The Geopolitics of Green Colonialism: Global Justice and Ecosocial Transitions

Presented by Wagner Office of International Programs, Sulo: Philippine Studies Initiative at NYU, and the New York Southeast Asia Network

April
16
6:00pm - 9:00pm EDT
General Public
Date:
April 16, 2024
Time:
6:00pm - 9:00pm
Location:
Audience:
General Public

The time for denial is over. Across the Global North, the question of how we should respond to the climate crisis has been answered: with a shift to renewables, electric cars, carbon trading and hydrogen. Green New Deals across Europe and North America promise to reduce emissions while creating new jobs.

But beneath the sustainability branding, these climate 'solutions' are leading to new environmental injustices and green colonialism. The green growth and clean energy plans of the Global North require the large-scale extraction of strategic minerals from the Global South. The geopolitics of transition imply sacrificing not only territories, but truly sustainable ways of inhabiting this world. A new subordination in the global energy economy prevents societies in the South from developing sovereign strategies to foster a dignified life.

This book provides a platform for the voices that have been conspicuously absent in debates around energy and climate in the Global North. Drawing on case studies from across the Global South, the authors offer incisive critiques of green colonialism in its material, political and symbolic dimensions, discuss the multiple entanglements that forcefully connect the transitions of different world regions in a globalized economy, and explore alternative pathways toward a liveable and globally just future for all.

Panelists include:

Sabrina Fernandes is a Brazilian sociologist and political economist whose work focuses on transition, Latin America, and internationalism. She’s the Head of Research at the Alameda Institute, a former postdoctoral fellow of CALAS and the Rosa Luxemburg Stiftung, and a member of the Ecosocial and Intercultural Pact of the South.

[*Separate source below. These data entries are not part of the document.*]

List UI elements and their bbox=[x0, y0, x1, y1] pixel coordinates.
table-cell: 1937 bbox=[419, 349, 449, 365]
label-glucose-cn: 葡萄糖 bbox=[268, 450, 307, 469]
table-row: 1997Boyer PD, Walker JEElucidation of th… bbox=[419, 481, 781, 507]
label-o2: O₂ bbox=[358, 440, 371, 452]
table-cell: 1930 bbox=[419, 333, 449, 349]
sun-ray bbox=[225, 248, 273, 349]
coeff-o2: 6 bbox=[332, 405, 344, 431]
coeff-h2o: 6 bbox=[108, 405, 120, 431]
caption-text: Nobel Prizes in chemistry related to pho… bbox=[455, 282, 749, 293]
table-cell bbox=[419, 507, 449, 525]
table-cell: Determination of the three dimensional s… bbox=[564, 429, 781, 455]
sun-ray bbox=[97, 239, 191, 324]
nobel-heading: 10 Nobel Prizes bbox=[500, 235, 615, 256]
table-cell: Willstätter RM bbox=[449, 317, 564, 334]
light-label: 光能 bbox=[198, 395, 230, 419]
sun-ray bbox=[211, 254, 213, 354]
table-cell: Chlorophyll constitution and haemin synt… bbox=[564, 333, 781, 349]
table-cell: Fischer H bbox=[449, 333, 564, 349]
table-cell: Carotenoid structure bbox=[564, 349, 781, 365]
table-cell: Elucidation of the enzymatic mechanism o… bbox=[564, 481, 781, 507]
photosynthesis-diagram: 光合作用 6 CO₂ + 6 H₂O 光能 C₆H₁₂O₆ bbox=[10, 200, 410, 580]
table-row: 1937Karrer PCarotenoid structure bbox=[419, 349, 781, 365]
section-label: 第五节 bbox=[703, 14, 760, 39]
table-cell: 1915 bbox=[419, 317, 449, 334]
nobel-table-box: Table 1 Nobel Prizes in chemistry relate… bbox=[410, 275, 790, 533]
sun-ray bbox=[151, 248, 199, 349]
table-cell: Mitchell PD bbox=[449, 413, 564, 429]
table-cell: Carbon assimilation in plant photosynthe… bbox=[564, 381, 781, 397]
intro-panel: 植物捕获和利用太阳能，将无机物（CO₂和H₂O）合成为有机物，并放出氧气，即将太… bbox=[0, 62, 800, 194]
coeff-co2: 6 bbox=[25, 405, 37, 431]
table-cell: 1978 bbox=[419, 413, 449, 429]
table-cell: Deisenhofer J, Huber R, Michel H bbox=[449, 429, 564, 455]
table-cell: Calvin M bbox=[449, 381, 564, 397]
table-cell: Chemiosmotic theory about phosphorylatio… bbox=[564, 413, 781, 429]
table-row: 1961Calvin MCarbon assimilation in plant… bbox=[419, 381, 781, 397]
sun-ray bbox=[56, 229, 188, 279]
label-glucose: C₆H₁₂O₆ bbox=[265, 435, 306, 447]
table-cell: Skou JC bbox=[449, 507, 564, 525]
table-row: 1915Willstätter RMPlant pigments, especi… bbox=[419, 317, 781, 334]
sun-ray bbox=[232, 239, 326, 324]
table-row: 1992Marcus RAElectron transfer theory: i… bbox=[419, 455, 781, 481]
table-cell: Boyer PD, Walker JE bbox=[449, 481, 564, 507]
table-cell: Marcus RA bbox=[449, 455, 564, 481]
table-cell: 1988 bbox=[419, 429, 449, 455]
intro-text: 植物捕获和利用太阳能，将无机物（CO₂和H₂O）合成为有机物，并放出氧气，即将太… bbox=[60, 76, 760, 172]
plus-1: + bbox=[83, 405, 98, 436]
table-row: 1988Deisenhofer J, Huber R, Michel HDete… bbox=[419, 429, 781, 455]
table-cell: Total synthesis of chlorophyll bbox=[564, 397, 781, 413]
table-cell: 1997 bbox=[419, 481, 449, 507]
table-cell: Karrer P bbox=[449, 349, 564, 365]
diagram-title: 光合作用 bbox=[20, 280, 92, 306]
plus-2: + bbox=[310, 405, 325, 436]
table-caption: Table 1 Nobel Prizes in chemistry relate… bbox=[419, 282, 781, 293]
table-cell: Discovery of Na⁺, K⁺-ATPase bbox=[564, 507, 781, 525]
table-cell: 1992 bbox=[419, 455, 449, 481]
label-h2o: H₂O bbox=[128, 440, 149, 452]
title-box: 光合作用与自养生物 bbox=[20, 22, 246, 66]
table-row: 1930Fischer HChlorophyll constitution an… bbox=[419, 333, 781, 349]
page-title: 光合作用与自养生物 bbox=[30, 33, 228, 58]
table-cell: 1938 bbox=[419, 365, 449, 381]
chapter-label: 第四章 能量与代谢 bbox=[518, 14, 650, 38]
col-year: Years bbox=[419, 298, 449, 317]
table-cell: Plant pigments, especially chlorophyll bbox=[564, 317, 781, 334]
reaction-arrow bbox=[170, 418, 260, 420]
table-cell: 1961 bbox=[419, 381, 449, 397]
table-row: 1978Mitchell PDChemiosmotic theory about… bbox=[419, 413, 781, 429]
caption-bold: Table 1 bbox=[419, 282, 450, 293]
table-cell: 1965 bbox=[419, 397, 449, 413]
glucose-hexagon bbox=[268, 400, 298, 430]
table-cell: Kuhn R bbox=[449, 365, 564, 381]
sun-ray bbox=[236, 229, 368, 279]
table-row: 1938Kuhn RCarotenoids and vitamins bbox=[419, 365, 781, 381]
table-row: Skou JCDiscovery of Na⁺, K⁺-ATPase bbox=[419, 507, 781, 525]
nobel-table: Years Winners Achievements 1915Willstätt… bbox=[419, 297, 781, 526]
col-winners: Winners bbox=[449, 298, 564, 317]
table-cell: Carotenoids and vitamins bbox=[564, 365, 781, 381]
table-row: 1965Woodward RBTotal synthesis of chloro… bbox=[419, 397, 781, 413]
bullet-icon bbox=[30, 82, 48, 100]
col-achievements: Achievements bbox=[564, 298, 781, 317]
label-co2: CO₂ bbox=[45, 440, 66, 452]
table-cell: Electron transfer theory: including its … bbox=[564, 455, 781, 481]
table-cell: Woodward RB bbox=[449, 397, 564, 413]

A Filipina feminist and activist researcher, Mary Ann Manahan is currently a doctoral assistant with the Conflict Research Group of the Department of Conflict and Development Studies at Ghent University in Belgium. Since 2020, she has also been the co-coordinator of the Global Working Group Beyond Development. Formerly, Manahan was a Senior Program Officer with the Asian-based Focus on the Global South NGO, and coordinator of the IFI Advisory Board of the US-based grassroots grant-making organisation, Global Greengrants Fund. Her recent research focuses on the intersections of indigenous people's struggles for self-determination, forest conservation and alternatives to development.

Miriam Lang is Professor in the Department for Environment and Sustainability at Universidad Andina Simón Bolívar, Ecuador. Since 2020, she coordinates the master’s in Political Ecology and Alternatives to Development. She holds a PhD in Sociology and a master’s degree in Latin American Studies from the Free University of Berlin. She collaborates with the Latin American Permanent Working Group on Alternatives to Development as well as with social movements and organizations on feminist, environmental and anti-racist issues. Since 2016, she co-coordinates the Global Beyond Development Working Group.  Among her recent publications in English, besides the book The Geopolitics of Green Colonialism: Global Justice and Ecosocial Transitions recently coedited with Mary Ann Manahan and Breno Bringel, are the articles Commoning Care: Feminist Degrowth Visions for a Socio-Ecological Transformation in Feminist Economics (2021) and Degrowth, global asymmetries and ecosocial justice: decolonial perspectives from Latin America, in the Review of International Studies. She is also active in the Ecosocial and Intercultural Pact of the South.